Per orientarsi al meglio, allora, uno specchietto di valore pratico può essere il seguente, nel quale vengono sintetizzati i complementi indiretti più comuni in lingua italiana:

  • complemento di specificazione → risponde alla domanda Di chi?/Di che cosa?;
  • complemento partitivo → risponde alla domanda Tra chi?/Tra che cosa?;
  • complemento di termine → risponde alla domanda A chi?/A che cosa?;
  • complementi d’agente o di causa efficiente → rispondono rispettivamente alla domanda Da chi?/Da che cosa?;
  • complementi di luogo → rispondono a varie domande riferite al luogo in cui si svolge un’azione;
  • complementi di tempo → risponde alla domanda Quando?/Per quanto tempo?;
  • complemento di causa → risponde alla domanda Per quale motivo?;
  • complemento di fine o scopo → risponde alla domanda Con quale scopo?;
  • complemento di mezzo o strumento → risponde alla domanda Per mezzo di chi?/Attraverso che cosa?;
  • complemento di modo o maniera → risponde alla domanda Come?/In quale maniera?;
  • complementi di compagnia o di unione → rispondono rispettivamente alla domanda Con chi?/Con che cosa?;
  • complemento di qualità → risponde alla domanda Di che tipo?/Di che qualità?;
  • complemento di argomento → risponde alla domanda A proposito di chi?/Riguardo a che cosa?;
  • complemento di limitazione → risponde alla domanda In quanto a chi?/In quanto a che cosa?;
  • complemento di vantaggio → risponde alla domanda A vantaggio di chi?/A favore di che cosa?;
  • complemento di svantaggio → risponde alla domanda A svantaggio di chi?/A sfavore di che cosa?;
  • complemento di denominazione → risponde alla domanda Di quale nome?;
  • complemento di materia → risponde alla domanda Di quale materia?/Di quale sostanza?;
  • complemento di paragone → risponde alla domanda Rispetto a chi?/Rispetto a che cosa?;
  • complemento di quantità → risponde a domande riguardanti età, peso, misura, stima o prezzo.

Al di là del nome, che qualora si avesse un vuoto di memoria può essere ripescato in un qualunque manuale di grammatica o in una delle tante piattaforme di apprendimento online, a rivelarsi fondamentale per identificare un complemento indiretto è la capacità di porsi di volta in volta la domanda giusta.

Spesso, infatti, capita di analizzare una frase con più complementi anticipati da preposizioni come con, da o a, e che in realtà potrebbero avere tante valenze diverse.

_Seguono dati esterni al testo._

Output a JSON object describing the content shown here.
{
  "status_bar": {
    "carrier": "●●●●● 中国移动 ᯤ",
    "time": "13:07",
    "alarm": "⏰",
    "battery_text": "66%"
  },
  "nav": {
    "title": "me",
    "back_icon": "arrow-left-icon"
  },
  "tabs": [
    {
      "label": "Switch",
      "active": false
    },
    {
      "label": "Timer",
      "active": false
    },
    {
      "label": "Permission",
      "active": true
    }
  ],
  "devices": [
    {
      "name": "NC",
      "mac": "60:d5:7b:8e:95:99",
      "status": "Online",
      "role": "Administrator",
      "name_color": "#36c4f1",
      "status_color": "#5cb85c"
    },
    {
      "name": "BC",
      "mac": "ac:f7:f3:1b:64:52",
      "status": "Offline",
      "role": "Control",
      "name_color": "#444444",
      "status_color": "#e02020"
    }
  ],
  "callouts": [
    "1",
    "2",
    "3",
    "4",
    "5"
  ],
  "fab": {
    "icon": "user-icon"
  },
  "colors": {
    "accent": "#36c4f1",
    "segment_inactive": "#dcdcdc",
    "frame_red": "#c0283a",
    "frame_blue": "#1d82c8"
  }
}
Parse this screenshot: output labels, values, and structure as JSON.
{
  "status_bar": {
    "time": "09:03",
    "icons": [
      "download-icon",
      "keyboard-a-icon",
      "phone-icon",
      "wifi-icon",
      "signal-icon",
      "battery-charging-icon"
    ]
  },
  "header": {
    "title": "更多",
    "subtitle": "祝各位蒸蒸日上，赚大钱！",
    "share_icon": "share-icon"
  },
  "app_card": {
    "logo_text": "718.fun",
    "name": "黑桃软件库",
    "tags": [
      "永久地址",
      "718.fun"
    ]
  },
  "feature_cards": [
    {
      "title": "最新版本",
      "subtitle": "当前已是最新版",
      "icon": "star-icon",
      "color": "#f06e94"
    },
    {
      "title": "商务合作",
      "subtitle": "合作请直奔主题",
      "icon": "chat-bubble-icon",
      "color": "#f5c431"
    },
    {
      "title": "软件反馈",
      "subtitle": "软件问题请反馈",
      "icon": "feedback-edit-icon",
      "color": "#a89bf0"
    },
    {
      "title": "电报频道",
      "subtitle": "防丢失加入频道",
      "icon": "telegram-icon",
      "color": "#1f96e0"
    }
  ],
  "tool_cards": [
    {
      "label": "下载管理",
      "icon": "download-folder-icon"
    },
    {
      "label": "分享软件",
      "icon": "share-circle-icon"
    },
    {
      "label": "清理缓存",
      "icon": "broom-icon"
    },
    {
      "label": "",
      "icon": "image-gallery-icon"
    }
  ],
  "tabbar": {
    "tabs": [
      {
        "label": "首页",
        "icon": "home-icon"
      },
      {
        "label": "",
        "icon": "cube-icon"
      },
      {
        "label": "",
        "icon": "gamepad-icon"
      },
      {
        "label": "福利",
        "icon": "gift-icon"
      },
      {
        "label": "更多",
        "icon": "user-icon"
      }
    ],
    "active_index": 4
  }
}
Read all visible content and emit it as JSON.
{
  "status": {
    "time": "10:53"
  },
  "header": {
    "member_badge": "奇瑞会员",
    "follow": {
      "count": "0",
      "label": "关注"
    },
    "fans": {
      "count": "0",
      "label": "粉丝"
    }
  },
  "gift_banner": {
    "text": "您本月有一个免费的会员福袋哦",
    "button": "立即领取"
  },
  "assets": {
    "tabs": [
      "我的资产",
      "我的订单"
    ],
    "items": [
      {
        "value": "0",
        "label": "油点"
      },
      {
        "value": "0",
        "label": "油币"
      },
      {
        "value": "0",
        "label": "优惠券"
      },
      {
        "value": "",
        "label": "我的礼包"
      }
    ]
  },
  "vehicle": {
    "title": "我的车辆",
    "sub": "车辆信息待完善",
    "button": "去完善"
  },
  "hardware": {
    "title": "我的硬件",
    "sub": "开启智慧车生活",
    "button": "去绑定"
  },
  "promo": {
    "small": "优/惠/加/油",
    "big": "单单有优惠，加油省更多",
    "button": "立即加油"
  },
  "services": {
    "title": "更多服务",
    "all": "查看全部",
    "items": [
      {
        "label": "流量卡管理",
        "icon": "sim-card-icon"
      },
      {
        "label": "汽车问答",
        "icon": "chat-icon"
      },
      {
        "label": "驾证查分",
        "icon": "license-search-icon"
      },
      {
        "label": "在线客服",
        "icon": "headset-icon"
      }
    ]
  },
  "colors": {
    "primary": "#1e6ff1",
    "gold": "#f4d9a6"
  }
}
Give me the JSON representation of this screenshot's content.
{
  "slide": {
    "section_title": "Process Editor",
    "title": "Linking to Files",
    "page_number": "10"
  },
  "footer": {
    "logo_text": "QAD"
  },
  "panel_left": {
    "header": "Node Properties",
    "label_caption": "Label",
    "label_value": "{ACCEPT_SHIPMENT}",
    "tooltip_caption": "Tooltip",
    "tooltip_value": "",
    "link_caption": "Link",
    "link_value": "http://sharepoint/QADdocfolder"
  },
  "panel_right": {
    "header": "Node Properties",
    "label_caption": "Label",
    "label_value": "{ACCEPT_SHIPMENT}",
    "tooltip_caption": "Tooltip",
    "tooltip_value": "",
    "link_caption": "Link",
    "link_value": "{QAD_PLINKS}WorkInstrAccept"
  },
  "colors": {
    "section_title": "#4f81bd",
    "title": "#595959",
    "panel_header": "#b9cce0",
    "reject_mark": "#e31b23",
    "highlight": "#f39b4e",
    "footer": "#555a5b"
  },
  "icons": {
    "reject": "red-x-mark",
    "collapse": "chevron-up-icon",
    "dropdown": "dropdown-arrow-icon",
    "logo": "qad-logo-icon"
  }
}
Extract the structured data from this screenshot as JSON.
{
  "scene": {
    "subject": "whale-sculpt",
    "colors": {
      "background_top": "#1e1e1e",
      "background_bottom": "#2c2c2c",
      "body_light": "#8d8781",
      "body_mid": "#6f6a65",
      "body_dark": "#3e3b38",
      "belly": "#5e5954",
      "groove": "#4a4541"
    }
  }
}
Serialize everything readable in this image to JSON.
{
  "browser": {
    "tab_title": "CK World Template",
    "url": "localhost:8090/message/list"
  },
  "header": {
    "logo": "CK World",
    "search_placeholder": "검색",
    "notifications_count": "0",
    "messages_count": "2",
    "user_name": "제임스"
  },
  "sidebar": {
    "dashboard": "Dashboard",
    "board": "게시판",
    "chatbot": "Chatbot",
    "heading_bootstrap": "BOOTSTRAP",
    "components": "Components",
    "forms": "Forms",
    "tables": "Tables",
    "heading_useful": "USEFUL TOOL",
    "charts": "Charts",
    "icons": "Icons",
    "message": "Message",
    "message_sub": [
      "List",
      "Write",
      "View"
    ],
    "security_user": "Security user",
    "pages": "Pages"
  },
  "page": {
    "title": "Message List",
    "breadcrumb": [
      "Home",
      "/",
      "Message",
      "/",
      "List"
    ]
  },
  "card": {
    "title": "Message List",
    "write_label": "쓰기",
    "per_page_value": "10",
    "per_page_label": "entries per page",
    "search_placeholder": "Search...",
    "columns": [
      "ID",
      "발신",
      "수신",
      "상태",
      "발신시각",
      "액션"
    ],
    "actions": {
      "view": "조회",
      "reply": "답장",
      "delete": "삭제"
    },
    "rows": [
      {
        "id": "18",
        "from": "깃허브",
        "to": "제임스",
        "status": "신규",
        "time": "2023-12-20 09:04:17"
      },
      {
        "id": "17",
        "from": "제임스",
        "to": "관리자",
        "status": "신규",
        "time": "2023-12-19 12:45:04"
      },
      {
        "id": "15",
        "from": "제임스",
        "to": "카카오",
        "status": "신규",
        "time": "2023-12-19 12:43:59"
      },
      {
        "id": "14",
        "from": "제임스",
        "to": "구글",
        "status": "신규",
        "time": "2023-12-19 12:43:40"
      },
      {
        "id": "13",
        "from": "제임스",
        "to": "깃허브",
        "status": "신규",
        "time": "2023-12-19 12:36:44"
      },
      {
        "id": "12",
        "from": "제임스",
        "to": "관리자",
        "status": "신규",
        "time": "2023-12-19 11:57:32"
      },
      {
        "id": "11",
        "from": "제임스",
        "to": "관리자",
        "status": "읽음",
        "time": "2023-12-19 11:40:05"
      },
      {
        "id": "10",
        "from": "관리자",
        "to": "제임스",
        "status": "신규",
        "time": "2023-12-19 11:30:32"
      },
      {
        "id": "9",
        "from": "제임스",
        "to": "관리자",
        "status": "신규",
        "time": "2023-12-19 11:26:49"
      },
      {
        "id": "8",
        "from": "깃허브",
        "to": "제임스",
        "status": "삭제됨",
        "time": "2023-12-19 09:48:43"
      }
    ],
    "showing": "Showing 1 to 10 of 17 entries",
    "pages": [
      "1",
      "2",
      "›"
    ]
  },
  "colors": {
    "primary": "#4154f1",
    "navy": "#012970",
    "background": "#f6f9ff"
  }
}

Rientrare da Parigi, per esempio, non è associabile in alcun modo a riposare in una camera da letto, o ad aspettare in stazione da mezz’ora, anche se formulando d’istinto la domanda Da che cosa? potremmo credere erroneamente di essere sempre di fronte allo stesso complemento.

Solo tenendo in considerazione la differenza fra un complemento di moto da luogo (da Parigi), un complemento di fine (da letto) o un complemento di tempo continuato (da mezz’ora) sapremo dunque venire a capo della nostra analisi logica, ragionando sui concetti espressi in ogni frase senza trarre conclusioni affrettate o superficiali.